Pandemic, recession, closed borders: can anything stop the Australian housing juggernaut?

The property market has confounded predictions it would collapse during the coronavirus crisis.

The world is gripped by the most serious pandemic for a century, the US presidency is facing transition, but at least one thing remains certain amid all the chaos: the Australian property market keeps going up.

Figures for October showed this week that prices have risen for the first time since the onset of the coronavirus pandemic in the latest batch of data to confound expectations that the property market would collapse under the weight of lockdowns, recession, unemployment and lack of immigration-driven population growth.

And with the Reserve Bank cutting interest rates to a record low of 0.1% on Tuesday, owner-occupier lending hitting an all-time monthly high of $16bn according to ABS data, and savings soaring 20% to give households a property war chest, what is going to stop the Australian housing juggernaut?

Nothing is the short answer, according to some expert observers, who argue that because money is cheaper to borrow it is often more affordable to buy a home than it is to rent one.

Cameron Murray, an economist and fellow in the Henry Halloran Trust at the University of Sydney, said there had been a fear factor in public discussion about the property market.

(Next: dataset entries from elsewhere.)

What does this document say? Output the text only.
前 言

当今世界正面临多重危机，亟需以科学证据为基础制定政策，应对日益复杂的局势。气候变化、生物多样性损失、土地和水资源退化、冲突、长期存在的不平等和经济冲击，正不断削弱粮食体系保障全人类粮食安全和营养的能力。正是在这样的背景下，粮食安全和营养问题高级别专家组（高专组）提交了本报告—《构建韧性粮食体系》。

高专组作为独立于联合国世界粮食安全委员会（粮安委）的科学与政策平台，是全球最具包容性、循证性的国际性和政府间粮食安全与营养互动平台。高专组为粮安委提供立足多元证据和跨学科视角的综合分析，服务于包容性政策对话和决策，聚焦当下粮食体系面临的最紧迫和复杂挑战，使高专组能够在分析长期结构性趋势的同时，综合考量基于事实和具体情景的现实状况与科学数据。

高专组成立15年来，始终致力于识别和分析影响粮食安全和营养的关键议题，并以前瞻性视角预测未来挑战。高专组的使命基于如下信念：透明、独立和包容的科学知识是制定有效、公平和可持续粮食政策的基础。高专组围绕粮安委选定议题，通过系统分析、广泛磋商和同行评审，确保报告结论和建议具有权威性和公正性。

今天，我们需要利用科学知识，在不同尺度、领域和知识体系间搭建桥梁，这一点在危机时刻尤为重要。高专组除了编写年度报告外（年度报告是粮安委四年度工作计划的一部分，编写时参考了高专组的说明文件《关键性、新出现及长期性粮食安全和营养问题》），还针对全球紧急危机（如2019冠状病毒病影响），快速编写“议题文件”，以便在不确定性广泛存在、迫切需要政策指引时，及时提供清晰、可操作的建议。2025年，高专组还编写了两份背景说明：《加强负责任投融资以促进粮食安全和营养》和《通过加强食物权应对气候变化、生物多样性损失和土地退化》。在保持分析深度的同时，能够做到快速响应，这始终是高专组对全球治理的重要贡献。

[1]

Talking about a collapse might make a more dramatic story, he said, but it was wrong to ignore factors such as the lack of correlation between unemployment and house prices, the small number of houses traded every year relative to demand, and the impact of continued rate cuts.

“I’ve been predicting for months that the housing market would be more likely to rise than fall,” Murray said.

“People say houses are expensive, but it’s never been cheaper because they’re being given money to buy a house for free, effectively. Add up the repayments and you can see.”

Into the bargain, he argues, the 90% of the working population who were still in a job haven’t, in many cases, had to pay their home loans because of mortgage holidays, and might also have been permitted to dip into their superannuation accounts to take out $20,000. In addition, they have not been able to spend any money and so their bank balances are healthier. “They’ve got more leverage. Savings are through the roof.”

If you are fortunate enough to still be in work and have banked some cash during lockdown, the maths do check out. Say you are buying a home for $800,000 and you can borrow the money at 2.5%. It is a massive sum for many people, but the repayments would be around $20,000 a year, which is probably less than the cost of renting in many city suburbs.

But the crucial factor identified by most economists and market observers is the huge government stimulus pumped into the economy, estimated to come at a cost of almost $100bn to the public purse, along with action by the Reserve Bank that has now seen rates fall to historic lows.

Louis Christopher, founder of of SQM Research, said there was “nothing fundamental” behind the upward shift seen in capital cities such as Brisbane, Perth and Adelaide, especially in October. It was to do with public money such as the jobkeeper payment scheme, the home builder grants and extra help for first-time buyers.

“Nothing fundamentally is driving prices higher,” he said. “If anything they should be going lower given we’re in the worst recession for decade. It’s nothing but government stimulus.”

Investors, he noted, were seeing an especially helpful policy playing field because, in Sydney for example, they could borrow at 2.5% and see a rental yield of 3.5%. Yields are more like 4%-5% in Brisbane.

“That’s unheard of in Sydney because that is cashflow-positive [in profit] straight away for investors,” he said. “That’s the first time in my career it’s happened. Normally it takes five to seven years to turn positive.”

Some spike in demand was also accounted for by people seeking upgrades to their homes because they wanted more space to make working from home easier during the age of lockdowns. Unit prices have not risen in most capital cities, Christopher said. The latest SQM national monthly rolling average of asking prices was a decrease of 0.3%, compared with a rise of 2% for house prices.